Europa - Die corona- und sommerlochbedingte Nachrichtenarmut möchte ich an dieser Stelle einmal nutzen, um der Europäischen Rundfunkunion für 65 Jahre bester Unterhaltung zu Danken. Insbesondere dem 1981 verstorbenen Schweizer Marcel Bezençon ist es zu verdanken, dass wir noch heute Lieder über "Cheesecake", "Cleopatra" und "Black smoke" sehen und hören können. Der langjährige Generaldirektor des Schweizer Fernsehens gilt gemeinhin als Erfinder des Eurovision Song Contests.
Das Gesicht des ESC der frühesten Stunde: Marcel Bezençon |
Kaum jemand besaß zu dieser Zeit ein Fernsehgerät, die für den Normalverdiener unerschwinglich waren. So liegt die Zahl der TV-Geräte in der BRD im Jahr 1955 bei gerade einmal 100.000 Stück. Wichtigstes Massenmedium war zu jener Zeit das Radio. Die Zahl stieg sprunghaft an, 1961 gab es weltweit bereits über 100 Millionen Fernsehteilnehmer. Der Eurovision Song Contest passte sich immer wieder den technischen Neuerungen an, so fand der erste Wettbewerb in Farbe 1968 statt, in Farbe sehen konnten ihn allerdings die wenigsten, da hierfür die Aufrüstung bzw. der Neukauf eines TV-Gerätes notwendig war. Das Farbfernsehen hat überlebt, anfänglich große Gerätehersteller wie Nordmende oder Telefunken nicht.
Passend zu den schrillen 70er- Klamotten wurde der ESC ab 1968 in Farbe übertragen |
Das Aufkommen von Satellitenfernsehen machte es im Laufe des Jahre auch möglich, den Song Contest in die entlegensten Gebiete zu übertragen. So waren in den 70er Jahren neben den westeuropäischen Teilnehmerstaaten auch viele Nationen im Nahen Osten, im ehemaligen Ostblock und gar in Amerika und Australien in der Lage, Cliff Richard, Olivia Newton-John und Cindy & Bert zu sehen. Das es allerdings auch hier zu technischen Problemen führte zeigt das Beispiel Island, das aufgrund einer fehlenden soliden Verbindung erst in den 80er Jahren am Eurovision Song Contest teilnehmen konnte, nachdem mehrere Seekabel verlegt wurden.

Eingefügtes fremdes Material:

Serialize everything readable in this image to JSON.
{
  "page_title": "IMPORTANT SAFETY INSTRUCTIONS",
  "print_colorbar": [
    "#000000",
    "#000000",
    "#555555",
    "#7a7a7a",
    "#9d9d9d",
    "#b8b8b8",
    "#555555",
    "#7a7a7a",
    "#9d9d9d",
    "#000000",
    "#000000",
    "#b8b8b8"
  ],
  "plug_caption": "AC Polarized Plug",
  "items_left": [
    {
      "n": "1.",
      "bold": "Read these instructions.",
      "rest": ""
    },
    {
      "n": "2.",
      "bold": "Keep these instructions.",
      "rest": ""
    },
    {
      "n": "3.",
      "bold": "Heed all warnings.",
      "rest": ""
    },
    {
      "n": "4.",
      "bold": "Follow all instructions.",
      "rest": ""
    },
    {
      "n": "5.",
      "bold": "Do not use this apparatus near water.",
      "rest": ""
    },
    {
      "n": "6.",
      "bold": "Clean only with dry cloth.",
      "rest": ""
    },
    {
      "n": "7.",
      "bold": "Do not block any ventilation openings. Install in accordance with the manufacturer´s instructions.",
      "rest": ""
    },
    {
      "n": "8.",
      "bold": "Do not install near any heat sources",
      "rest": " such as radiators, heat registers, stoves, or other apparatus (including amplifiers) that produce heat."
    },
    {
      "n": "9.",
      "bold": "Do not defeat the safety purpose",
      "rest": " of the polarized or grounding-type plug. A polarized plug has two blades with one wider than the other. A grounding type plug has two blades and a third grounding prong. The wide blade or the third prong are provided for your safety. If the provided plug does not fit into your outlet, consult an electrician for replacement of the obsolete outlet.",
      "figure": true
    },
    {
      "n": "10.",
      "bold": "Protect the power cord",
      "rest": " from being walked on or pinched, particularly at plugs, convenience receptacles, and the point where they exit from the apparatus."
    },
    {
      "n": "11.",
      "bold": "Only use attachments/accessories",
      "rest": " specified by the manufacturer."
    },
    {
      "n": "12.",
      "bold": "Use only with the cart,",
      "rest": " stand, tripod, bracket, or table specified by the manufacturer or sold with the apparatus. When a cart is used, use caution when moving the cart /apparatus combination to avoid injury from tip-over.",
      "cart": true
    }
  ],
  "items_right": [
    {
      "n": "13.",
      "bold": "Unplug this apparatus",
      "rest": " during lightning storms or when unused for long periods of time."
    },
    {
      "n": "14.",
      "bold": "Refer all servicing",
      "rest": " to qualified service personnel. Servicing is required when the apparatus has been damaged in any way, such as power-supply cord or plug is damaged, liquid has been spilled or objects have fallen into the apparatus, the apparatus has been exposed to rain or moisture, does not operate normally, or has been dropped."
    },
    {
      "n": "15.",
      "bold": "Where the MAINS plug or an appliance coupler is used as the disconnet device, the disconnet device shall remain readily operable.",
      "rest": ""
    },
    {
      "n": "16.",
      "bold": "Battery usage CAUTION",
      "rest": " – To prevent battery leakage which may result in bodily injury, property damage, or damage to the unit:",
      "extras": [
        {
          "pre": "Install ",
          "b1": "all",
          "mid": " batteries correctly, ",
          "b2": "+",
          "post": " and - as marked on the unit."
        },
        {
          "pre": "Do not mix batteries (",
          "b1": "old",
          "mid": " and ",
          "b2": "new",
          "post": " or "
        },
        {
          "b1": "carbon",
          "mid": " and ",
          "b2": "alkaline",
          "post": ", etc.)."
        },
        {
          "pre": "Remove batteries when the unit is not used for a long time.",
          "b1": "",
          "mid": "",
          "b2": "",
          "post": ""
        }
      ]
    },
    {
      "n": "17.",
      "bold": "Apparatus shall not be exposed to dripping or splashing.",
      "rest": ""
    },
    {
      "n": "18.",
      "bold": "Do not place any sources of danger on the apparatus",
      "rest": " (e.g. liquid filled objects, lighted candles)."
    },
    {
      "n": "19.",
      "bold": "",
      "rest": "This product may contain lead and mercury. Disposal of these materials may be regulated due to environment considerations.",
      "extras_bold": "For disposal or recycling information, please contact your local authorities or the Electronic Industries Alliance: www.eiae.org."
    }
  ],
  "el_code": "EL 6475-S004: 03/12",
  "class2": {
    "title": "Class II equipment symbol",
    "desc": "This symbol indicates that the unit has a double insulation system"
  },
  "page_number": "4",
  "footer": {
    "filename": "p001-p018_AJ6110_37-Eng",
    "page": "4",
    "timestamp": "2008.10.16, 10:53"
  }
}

Relikte meiner Kindheit: VHS-Kassetten, seit 2016 werden keine Recorder mehr produziert |
Gab es in den frühen Jahren der Show eine Standbildkamera, die fest montiert im Saal stand und Interpreten jegliche Choreographie untersagte, weil sie andernfalls aus dem Bild fallen würden, ging der Trend in Zukunft zu mehreren Kameras bis hin zu den heutigen Spidercams, die an Drähten in der Halle quasi jeden beliebigen Punkt der Lokalität erreichen. Von den Mikrofonen gar nicht erst zu reden, musste eine Milly Scott 1966 noch aufpassen, bei ihrem Tänzchen zu "Fernando en Filippo" nicht über die Kabelage zu stolpern, kam zunächst das kabellose und später das Headset-Mikrofon, das Künstlern erlaubt wild mit den Armen zu gestikulieren und dennoch singen zu können.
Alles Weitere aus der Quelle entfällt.